A chemist has 10% acid solution and 60% acid solution. HOW many liters of each solution does the chemist need to make 200 L of a solution that is 50% acid?
amount of 10% solution ---- x L
amount of 60% solution ---- 200-x L
.1x + .6(200-x) = .5(200)
times 10
x + 6(200-x) = 5(200)
x + 1200 - 6x = 1000
-5x = -200
x = 40
check:
.1(40) + .6(160)
= 4+96
= 100 which is 50% of 200L
To solve this problem, we need to set up an equation based on the amount of acid in each solution.
Let's denote the amount of 10% acid solution as x liters and the amount of 60% acid solution as y liters.
Based on the given information, the equation for the amount of acid in the final solution can be written as:
0.10x + 0.60y = 0.50(200)
Simplifying the equation, we have:
0.10x + 0.60y = 100
To determine the values of x and y, we need to solve this system of equations.
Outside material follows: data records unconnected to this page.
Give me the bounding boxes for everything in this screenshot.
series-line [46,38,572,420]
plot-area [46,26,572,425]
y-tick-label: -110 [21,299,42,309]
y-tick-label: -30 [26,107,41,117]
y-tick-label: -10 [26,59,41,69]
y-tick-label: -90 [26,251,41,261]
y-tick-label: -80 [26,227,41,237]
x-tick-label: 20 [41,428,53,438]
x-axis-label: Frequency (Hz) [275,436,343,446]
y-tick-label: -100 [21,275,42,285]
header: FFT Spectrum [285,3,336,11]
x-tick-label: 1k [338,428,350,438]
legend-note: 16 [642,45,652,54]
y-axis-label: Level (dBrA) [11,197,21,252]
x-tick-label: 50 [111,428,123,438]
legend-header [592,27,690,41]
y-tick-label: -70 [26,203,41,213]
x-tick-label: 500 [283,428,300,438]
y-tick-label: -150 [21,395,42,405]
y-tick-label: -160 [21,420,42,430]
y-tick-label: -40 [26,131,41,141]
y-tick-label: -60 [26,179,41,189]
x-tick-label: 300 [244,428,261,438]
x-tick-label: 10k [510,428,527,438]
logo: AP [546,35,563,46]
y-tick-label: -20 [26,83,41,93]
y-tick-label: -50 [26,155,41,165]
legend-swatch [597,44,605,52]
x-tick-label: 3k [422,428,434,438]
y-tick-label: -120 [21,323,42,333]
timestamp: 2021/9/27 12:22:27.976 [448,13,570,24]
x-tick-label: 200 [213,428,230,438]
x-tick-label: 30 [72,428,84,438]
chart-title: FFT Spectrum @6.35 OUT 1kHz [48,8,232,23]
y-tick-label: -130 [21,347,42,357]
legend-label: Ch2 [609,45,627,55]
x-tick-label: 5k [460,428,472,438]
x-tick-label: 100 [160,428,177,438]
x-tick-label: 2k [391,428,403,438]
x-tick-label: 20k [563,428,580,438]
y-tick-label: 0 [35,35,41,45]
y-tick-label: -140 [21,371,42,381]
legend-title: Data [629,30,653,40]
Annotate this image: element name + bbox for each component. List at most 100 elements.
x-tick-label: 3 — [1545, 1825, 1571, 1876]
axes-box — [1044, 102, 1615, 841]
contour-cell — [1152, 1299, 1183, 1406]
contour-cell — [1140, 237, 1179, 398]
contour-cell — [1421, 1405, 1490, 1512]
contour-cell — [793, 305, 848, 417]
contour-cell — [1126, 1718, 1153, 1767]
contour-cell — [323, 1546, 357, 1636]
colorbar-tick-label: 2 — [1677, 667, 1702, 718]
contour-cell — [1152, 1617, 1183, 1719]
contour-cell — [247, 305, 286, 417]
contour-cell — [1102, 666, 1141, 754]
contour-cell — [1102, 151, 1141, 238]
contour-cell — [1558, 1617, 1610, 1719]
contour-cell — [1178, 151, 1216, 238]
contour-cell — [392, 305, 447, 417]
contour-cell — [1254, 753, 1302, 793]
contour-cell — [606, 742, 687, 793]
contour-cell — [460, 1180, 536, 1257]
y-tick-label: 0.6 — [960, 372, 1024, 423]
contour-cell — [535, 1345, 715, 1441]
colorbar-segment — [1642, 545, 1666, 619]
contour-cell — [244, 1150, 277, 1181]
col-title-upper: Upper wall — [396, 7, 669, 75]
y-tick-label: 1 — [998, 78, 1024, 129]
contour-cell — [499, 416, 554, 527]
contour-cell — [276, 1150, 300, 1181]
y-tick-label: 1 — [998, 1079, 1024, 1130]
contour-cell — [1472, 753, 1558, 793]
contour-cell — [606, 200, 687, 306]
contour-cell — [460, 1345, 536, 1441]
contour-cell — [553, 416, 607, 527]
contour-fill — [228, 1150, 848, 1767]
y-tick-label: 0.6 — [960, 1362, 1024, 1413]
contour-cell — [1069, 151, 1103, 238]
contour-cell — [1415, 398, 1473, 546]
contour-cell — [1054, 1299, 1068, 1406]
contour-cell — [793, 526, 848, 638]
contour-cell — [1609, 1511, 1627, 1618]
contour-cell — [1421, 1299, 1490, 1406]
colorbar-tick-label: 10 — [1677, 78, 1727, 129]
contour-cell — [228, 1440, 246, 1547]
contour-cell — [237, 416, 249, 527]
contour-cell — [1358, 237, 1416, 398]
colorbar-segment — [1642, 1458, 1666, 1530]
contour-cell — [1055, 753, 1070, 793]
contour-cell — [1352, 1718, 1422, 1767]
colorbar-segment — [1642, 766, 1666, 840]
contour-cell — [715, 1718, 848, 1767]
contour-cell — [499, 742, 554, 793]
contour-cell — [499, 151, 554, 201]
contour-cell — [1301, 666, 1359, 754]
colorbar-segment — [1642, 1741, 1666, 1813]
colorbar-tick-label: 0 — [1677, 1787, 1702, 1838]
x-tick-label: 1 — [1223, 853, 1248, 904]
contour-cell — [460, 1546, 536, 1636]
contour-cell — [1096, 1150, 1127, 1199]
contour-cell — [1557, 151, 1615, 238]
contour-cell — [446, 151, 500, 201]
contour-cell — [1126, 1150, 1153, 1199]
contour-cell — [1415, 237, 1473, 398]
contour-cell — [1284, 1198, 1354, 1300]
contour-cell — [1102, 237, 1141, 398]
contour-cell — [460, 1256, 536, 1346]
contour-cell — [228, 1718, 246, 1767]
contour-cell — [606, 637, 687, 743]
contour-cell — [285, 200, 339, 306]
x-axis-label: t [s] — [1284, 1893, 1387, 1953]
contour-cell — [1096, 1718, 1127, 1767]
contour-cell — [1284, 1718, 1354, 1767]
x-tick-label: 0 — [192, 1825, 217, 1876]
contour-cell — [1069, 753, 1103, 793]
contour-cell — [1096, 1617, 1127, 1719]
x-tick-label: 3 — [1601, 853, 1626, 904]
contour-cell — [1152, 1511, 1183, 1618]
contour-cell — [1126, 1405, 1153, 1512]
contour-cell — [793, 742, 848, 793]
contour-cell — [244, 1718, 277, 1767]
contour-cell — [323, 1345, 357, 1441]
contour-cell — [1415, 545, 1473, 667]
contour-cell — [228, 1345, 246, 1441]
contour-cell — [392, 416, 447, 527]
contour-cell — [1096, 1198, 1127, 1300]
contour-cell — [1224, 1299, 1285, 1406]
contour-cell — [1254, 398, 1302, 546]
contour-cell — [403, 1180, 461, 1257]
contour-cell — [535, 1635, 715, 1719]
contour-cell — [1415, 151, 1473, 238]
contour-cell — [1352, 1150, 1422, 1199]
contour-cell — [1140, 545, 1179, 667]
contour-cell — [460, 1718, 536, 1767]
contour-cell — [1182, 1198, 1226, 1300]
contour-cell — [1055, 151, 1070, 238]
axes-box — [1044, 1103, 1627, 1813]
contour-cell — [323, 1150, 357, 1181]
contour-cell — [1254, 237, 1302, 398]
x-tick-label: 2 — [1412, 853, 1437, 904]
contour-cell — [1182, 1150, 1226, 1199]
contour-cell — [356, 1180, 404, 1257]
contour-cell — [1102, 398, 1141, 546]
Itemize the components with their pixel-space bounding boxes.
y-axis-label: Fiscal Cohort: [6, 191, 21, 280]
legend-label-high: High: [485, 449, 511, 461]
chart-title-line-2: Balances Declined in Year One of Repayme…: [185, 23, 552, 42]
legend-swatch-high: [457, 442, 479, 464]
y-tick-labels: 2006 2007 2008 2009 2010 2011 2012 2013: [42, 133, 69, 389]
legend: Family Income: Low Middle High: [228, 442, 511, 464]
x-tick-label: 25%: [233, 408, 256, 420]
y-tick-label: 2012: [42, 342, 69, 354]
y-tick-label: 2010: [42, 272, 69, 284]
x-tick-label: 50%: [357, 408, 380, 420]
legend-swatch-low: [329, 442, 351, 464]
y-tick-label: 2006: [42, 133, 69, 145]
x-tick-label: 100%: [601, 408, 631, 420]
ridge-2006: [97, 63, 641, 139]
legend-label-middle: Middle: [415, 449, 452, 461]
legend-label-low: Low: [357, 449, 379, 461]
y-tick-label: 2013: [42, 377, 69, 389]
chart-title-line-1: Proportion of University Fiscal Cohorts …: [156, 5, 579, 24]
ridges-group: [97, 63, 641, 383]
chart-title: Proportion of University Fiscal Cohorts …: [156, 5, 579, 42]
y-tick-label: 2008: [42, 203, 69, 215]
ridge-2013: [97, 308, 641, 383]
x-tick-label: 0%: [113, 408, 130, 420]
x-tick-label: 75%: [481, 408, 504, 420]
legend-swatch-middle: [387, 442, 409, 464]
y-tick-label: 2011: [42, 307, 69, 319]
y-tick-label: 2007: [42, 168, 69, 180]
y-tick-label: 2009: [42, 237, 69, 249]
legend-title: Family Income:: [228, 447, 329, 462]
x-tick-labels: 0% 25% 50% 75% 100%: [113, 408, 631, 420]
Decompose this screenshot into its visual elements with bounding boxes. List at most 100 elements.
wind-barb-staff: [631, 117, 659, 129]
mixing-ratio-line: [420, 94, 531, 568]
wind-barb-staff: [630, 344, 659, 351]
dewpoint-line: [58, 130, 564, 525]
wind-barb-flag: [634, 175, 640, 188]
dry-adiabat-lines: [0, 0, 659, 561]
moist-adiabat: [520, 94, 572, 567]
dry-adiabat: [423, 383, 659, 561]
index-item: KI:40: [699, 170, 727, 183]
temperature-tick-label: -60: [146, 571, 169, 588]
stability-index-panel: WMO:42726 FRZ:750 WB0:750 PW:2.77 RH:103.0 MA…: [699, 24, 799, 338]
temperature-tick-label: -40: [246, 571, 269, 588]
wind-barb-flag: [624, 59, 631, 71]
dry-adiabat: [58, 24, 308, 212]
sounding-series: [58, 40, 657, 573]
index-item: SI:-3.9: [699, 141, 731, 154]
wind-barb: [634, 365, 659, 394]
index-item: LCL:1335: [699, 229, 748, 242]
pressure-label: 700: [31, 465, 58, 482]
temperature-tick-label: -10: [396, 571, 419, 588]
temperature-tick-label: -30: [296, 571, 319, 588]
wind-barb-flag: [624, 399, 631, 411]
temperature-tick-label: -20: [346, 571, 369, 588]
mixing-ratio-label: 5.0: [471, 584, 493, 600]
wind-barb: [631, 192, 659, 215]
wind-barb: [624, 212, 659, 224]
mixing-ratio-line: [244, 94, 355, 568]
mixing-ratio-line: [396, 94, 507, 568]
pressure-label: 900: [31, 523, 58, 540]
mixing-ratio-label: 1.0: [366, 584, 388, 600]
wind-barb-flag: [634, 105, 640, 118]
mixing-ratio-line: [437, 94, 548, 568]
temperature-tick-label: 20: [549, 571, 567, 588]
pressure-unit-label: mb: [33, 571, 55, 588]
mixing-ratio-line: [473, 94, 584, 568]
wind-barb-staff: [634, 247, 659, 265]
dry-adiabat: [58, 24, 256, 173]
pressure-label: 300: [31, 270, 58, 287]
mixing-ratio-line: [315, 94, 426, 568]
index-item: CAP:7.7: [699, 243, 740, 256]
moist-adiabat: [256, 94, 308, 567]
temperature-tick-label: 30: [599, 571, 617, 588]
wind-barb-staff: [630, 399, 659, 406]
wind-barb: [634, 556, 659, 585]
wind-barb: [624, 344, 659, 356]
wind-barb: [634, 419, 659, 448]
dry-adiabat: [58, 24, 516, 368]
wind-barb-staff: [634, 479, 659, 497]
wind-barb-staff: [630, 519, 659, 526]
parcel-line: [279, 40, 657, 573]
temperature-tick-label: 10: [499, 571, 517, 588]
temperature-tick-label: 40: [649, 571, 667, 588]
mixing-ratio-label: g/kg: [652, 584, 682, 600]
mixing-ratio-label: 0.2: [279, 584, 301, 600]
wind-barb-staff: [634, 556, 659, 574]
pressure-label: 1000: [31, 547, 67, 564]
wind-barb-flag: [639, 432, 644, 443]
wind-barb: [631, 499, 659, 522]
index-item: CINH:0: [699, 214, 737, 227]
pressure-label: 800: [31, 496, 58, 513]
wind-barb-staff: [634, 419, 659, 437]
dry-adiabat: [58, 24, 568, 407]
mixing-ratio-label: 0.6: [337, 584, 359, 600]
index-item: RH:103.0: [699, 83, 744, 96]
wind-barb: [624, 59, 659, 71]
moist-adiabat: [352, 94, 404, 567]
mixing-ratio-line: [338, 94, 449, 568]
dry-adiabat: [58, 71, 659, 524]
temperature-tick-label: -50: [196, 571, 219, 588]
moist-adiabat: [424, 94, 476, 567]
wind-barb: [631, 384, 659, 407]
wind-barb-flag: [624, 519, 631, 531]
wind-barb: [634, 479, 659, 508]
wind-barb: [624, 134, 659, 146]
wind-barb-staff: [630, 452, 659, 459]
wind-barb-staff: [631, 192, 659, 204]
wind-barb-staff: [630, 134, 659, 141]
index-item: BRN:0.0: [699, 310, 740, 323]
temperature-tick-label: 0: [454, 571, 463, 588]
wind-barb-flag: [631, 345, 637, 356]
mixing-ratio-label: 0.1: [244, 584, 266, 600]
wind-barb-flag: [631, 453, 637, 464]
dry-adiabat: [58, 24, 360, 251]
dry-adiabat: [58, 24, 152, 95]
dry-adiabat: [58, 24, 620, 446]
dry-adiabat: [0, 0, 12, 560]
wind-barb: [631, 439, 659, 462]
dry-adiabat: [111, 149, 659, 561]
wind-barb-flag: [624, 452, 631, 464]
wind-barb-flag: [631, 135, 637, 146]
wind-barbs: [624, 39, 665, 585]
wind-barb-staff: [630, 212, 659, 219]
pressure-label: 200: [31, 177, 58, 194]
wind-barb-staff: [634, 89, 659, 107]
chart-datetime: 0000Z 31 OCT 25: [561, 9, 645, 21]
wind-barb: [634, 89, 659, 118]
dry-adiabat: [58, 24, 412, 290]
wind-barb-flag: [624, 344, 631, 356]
There are multiple methods to solve this. Let's use the substitution method:
1. Rearrange the first equation to solve for x:
0.10x = 100 - 0.60y
x = (100 - 0.60y) / 0.10
2. Substitute the value of x in the second equation:
0.10[(100 - 0.60y) / 0.10] + 0.60y = 100
Simplifying further:
(100 - 0.60y) + 0.60y = 100
100 - 0.60y + 0.60y = 100
100 = 100
This equation shows that y can be any value since both terms cancel out. Therefore, there is no unique solution to this problem.
In other words, there are infinitely many combinations of the 10% and 60% acid solutions that can be mixed to obtain a 50% acid solution.
To find out how many liters of each solution the chemist needs to make 200 L of a solution that is 50% acid, we can set up an equation based on the concept of mixtures.
Let's assume the chemist needs x liters of the 10% acid solution and (200 - x) liters of the 60% acid solution.
Now, let's consider the acid content in each solution. The 10% acid solution contains 10% acid or 0.10 acid per liter, and the 60% acid solution contains 60% acid or 0.60 acid per liter.
To determine the acid content in the final mixture, we need to find the average of the acid content in the two solutions. Since we want a 50% acid solution, we multiply the acid content by the amount of solution.
For the 10% acid solution, the acid content would be 0.10x, and for the 60% acid solution, the acid content would be 0.60(200 - x).
The sum of these two acid contents should be equal to the acid content in the final mixture, which is 0.50(200):
0.10x + 0.60(200 - x) = 0.50(200)
Now, we can solve this equation to find the value of x.
0.10x + 120 - 0.60x = 100
0.10x - 0.60x = 100 - 120
-0.50x = -20
x = -20 / -0.50
x = 40
Therefore, the chemist needs 40 liters of the 10% acid solution and (200 - 40) = 160 liters of the 60% acid solution to make 200 liters of a solution that is 50% acid.